This is a complex problem, as you well know. You tagged Logstash in your question, so I'm going to assume you have that.
Ingesting logs is what Logstash does. It has a file {}
input plugin just for that:
input {
file {
path => [ '/opt/export/cdn_logs/*.csv'
tags => [ 'cdnlogs' ]
}
}
And a csv {}
filter to ease ingesting CSV data.
filter {
if 'cdnlogs' in [tags] {
csv {
source => "message"
columns => [
'cdndate',
'host_server',
[...]
'response_time' ]
}
}
}
If you don't have CSV data, perhaps those lines are in a fairly normal-looking Apache format, all is not lost. You'll probably need to spend time with grok. That's its own thing.
Date-ordering is less of a problem so long as you take care to preserve your timestamps and don't use statsd which manifestly doesn't preserve them. If you haven't done so already, Logstash can take the date in the log-file and make it the date/time stamp of the event.
filter {
date {
match => [ "cdndate", "ISO8601" ]
}
}
That gets the date/time stamp of the logline as the timestamp of the event. Cool, now to get that into something useful.

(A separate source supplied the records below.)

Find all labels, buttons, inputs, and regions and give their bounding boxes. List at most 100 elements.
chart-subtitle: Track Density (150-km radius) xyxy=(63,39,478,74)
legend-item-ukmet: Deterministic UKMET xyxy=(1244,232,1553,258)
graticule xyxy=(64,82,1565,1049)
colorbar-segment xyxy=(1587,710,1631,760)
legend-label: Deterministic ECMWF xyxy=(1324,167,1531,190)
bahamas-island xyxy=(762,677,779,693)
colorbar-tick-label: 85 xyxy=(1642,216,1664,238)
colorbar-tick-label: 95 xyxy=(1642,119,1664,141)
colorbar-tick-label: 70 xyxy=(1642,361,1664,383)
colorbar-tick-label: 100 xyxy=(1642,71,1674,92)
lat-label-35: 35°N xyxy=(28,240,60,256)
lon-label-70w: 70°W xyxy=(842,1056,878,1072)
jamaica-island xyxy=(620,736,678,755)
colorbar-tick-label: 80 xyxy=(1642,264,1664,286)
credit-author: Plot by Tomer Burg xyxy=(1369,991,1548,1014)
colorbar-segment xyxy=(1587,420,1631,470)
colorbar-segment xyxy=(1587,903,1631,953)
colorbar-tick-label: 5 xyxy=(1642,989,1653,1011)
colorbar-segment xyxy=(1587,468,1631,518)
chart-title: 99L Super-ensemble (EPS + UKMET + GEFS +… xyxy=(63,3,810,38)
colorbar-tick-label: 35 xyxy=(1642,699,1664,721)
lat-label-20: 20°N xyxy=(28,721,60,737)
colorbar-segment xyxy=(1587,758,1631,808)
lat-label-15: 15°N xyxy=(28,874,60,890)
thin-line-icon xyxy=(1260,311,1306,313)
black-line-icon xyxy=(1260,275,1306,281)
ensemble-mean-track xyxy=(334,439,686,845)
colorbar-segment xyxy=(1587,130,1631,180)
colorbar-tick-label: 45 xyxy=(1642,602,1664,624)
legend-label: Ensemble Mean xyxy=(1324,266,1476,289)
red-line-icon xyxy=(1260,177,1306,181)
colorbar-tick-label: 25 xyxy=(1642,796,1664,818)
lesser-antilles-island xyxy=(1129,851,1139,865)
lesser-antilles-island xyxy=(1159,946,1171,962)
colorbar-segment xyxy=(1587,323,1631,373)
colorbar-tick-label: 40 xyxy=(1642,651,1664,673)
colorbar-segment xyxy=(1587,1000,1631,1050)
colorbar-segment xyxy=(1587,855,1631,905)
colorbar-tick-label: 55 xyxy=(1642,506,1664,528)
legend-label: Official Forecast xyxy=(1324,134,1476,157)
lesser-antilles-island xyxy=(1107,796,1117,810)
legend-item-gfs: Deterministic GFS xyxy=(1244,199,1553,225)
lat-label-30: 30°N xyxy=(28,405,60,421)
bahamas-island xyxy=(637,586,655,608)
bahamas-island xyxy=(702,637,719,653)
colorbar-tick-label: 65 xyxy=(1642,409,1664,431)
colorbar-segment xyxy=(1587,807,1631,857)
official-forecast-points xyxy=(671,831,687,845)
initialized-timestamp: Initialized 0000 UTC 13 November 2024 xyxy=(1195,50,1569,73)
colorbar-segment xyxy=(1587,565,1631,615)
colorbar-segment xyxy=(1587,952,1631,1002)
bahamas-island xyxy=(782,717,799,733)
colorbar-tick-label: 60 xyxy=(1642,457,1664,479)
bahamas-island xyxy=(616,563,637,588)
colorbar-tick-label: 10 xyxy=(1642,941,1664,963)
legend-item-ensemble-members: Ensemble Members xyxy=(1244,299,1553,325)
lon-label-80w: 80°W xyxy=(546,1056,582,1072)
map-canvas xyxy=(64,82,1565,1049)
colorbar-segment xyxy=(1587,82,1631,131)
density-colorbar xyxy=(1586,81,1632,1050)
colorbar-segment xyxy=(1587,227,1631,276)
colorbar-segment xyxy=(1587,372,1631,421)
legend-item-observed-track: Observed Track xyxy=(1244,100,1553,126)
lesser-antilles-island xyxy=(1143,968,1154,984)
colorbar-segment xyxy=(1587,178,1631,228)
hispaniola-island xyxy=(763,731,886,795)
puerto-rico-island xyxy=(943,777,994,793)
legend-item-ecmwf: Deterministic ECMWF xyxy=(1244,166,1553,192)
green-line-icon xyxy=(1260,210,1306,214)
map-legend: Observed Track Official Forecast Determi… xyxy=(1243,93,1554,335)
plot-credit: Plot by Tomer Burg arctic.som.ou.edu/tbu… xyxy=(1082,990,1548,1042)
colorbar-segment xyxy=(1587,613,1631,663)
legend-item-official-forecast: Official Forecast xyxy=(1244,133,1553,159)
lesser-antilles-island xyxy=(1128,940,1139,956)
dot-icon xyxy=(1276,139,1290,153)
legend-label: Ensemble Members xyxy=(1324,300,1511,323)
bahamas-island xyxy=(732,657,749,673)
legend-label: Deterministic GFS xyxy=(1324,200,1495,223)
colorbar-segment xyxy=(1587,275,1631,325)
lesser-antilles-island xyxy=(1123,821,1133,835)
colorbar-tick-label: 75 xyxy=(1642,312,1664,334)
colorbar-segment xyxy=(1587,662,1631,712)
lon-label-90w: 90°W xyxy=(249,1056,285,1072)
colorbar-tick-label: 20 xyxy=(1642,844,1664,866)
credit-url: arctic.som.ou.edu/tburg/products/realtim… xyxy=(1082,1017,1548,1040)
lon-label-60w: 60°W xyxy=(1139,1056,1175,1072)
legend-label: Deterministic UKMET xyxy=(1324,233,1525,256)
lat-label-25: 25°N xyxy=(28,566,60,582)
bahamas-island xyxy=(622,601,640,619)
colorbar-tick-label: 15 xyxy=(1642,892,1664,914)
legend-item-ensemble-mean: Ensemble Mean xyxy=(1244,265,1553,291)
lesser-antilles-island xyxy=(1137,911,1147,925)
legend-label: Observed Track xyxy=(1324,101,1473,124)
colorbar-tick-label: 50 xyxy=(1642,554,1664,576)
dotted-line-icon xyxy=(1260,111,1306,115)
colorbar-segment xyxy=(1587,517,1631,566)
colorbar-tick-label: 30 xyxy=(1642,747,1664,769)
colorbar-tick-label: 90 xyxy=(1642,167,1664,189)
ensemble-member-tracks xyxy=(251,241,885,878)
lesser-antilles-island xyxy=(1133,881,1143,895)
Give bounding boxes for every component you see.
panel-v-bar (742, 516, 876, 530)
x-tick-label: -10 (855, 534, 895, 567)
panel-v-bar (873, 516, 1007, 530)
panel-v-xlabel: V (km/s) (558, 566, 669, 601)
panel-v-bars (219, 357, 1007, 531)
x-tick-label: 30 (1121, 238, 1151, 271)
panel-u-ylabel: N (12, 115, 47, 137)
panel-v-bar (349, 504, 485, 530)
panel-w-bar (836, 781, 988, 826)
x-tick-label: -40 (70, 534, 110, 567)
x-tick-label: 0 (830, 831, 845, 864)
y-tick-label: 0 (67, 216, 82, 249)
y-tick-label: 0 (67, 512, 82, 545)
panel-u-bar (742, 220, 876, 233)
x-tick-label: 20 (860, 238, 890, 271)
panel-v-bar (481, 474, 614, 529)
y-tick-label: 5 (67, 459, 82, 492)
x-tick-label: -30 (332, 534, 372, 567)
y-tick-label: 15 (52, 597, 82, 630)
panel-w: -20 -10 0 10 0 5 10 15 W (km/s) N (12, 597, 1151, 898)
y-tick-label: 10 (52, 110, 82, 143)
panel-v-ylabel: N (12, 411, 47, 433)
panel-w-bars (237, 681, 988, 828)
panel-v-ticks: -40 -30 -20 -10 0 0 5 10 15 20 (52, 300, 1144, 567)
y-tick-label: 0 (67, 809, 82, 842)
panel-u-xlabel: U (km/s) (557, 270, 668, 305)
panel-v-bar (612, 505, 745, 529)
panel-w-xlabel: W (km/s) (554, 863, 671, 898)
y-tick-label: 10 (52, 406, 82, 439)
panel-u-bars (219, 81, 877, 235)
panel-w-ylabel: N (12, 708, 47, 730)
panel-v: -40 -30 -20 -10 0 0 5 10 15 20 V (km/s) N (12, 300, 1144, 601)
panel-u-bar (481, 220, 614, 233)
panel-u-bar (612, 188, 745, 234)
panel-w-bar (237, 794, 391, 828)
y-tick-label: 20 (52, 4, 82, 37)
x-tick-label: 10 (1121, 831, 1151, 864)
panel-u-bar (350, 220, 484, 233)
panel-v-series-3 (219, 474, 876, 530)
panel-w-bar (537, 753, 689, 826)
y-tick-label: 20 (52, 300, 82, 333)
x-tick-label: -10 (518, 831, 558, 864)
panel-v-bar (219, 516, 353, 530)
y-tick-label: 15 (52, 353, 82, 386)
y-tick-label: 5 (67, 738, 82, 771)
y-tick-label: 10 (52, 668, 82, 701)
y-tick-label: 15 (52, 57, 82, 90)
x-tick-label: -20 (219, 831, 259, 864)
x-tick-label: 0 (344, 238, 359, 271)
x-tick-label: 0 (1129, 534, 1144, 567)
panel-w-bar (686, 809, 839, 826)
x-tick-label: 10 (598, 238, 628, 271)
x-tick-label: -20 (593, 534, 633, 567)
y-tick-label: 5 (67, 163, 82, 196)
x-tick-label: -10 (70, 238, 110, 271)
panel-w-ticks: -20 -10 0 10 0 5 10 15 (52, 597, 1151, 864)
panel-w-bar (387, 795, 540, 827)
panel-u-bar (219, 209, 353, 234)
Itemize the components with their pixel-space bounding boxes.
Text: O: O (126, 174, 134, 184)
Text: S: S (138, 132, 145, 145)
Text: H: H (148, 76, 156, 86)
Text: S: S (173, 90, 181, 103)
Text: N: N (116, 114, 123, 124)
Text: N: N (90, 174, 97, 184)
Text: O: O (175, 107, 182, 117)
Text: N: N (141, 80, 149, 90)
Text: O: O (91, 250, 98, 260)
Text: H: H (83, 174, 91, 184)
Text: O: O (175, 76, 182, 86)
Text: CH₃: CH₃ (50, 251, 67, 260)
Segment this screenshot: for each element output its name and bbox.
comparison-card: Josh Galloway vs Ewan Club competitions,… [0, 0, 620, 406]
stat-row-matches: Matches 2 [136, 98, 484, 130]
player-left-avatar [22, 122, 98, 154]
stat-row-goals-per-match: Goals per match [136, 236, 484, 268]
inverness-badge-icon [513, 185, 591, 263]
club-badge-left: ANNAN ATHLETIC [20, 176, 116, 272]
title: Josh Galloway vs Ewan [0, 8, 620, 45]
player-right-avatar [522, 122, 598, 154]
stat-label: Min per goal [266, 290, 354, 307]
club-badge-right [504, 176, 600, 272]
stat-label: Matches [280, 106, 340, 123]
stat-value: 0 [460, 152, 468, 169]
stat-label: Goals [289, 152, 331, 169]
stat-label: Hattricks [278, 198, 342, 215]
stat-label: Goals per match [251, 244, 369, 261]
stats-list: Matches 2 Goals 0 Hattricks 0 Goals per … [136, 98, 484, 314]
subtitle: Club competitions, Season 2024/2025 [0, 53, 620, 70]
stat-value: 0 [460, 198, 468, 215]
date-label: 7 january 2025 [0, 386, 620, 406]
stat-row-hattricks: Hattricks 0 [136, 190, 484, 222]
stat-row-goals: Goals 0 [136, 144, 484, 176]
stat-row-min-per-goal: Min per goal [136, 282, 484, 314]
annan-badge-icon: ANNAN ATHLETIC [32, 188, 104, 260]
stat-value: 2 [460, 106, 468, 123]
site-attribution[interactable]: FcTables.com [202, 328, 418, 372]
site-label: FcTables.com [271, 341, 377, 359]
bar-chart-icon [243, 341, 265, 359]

The stock datastore for Logstash is elasticsearch, which Elastic (the company) is busy trying to bill as just as good of a timeseries-datastore as the purpose-built tools like InfluxDB or OpenTSDB. It can be, though in my experience the purpose-built ones perform better. All of these can, assuming you input them right, store out of order events in the correct order so that later queries can assimilate the new information.
The graphite {}
output from Logstash will preserve timestamps, which allows you to use graphite as your backing store for that if you wish.
The influxdb {}
and opentsdb {}
output plugins exist and will get your data into a true time-series database.
From there, aggregation/summarization for near-term data (a few days from your explanation) should be done at query-time. A tool like grafana can front several of these datastores and makes display easier. Once you're past your risk-zone for arrival of logs, you can then run a later ETL process to generate in-database aggregations/summarizations based on the complete dataset. And then purge the full-detail logs as needed.
In short, the method:
- Ingests files using Logstash.
- Leverages filtering to extract the fields from the CDN log-files.
- Uses the
date {}
filter to pull the log's timestamp into the event's timestamp.
- Exports the data to something (elastic, graphite, or some other time-series database)
- Display tools use real-time aggregation queries to display data to consumers, at least for near-term data.
- After a period, probably a couple of days, a scripted or other automated process generates aggregations and inputs them into the datastore.
- After more time, the full-resolution data is purged leaving just the aggregated data.